Mais le volet le plus novateur est le 3e, celui qui doit permettre de financer la remontée en puissance de l’industrie munitionnaire européenne. Ce volet 3, à la différence des deux premiers, est géré par la Commission européenne avec un projet de règlement communautaire intitulée Act in Support of Ammunition Production[1], soit le sigle ASAP, clin d’œil à l’expression britannique as soon as possible. Il faut faire vite pour venir en aide à l’industrie de défense européenne pour soutenir un rythme de fabrication des munitions bien supérieur à ce qui existait. Mais à la différence des deux premiers volets, c’est de l’argent prélevé sur le budget communautaire et non sur un fonds auquel les États membres contribuent.

L’initiative est à la fois novatrice et louable pour 3 raisons.

Elle inscrit l’Union européenne dans une démarche de politique industrielle de défense qui constitue un revirement à 180° pour une institution dont la réputation était d’être ultralibérale basée sur une compétition à tout prix qui ne peut s’appliquer, tout au moins en totalité, à une industrie dont l’objectif est celui d’assurer la sécurité des États et des citoyens.

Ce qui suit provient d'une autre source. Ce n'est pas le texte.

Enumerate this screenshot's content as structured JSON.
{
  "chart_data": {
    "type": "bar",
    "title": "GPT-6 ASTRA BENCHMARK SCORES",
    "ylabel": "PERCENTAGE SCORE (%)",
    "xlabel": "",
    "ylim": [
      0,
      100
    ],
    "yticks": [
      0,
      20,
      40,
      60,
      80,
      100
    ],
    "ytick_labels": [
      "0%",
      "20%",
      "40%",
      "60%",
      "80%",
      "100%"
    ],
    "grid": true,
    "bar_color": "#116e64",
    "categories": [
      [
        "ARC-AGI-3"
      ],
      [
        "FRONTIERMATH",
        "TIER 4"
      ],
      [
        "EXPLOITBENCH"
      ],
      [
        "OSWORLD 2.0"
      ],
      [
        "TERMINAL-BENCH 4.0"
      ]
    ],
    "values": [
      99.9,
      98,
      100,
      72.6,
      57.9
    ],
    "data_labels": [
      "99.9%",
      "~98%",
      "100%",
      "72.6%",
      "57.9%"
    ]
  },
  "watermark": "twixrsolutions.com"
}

Elle constitue un formidable incitateur à ce que les Européens prennent mieux en compte leur sécurité en reposant plus sur leur industrie de défense en étant moins dépendant des industries des pays tiers, à commencer par l’industrie américaine. Politiquement parlant, ASAP, c’est le rêve de ceux qui veulent construire une autonomie stratégique européenne, donc celui de la France.

Elle oblige les Européens à réfléchir collectivement à leur sécurité et non plus sur une base nationale qui est inadaptée aux défis de sécurité auxquels sas habitants font face.

Mais les crédits sont communautaires et c’est là que le bât blesse. Sans entrer dans les détails longs et fastidieux pour expliquer les articles 13 et 14 du projet de règlement communautaire, la commission a cherché à faire au mieux pour que les crédits communautaires soient dépensés de la manière la plus rationnelle possible, car elle est garante de la bonne utilisation des crédits communautaires.

Pour ce faire, la Commission européenne demande que les entreprises fournissent à la commission toutes leurs données sur leurs capacités de production de munition : c’est l’article 13. Allant plus loin, la commission peut demander à une entreprise de fournir en priorité des produits de défense si un État éprouve des difficultés à faire les acquisitions de munitions destinées à l’Ukraine : c’est l’article 14. Dans les deux cas, l’État doit donner son agrément à la commission pour mettre en œuvre les dispositions de l’article 13 et de l’article 14.

De ce fait, pour nombre d’États dont la France, et pour les entreprises de défense, la Commission européenne a franchi deux lignes rouges. Ces dispositions conduisent en effet la Commission européenne à se substituer aux États pour faire de la politique industrielle de défense. Elle demande par ailleurs à des entreprises qui sont en compétition sur les marchés de défense de fournir des données sur leur capacité de production qui sont des informations commerciales sensibles.

C’est donc une révolution copernicienne dans la répartition des compétences entre l’Union européenne et les États en matière de politique industrielle de défense qui est en jeu au détour de ces deux articles. Pour le moment, l’opposition est frontale. Nombre d’États, dont la France, souhaitent la suppression pure et simple de ces deux articles.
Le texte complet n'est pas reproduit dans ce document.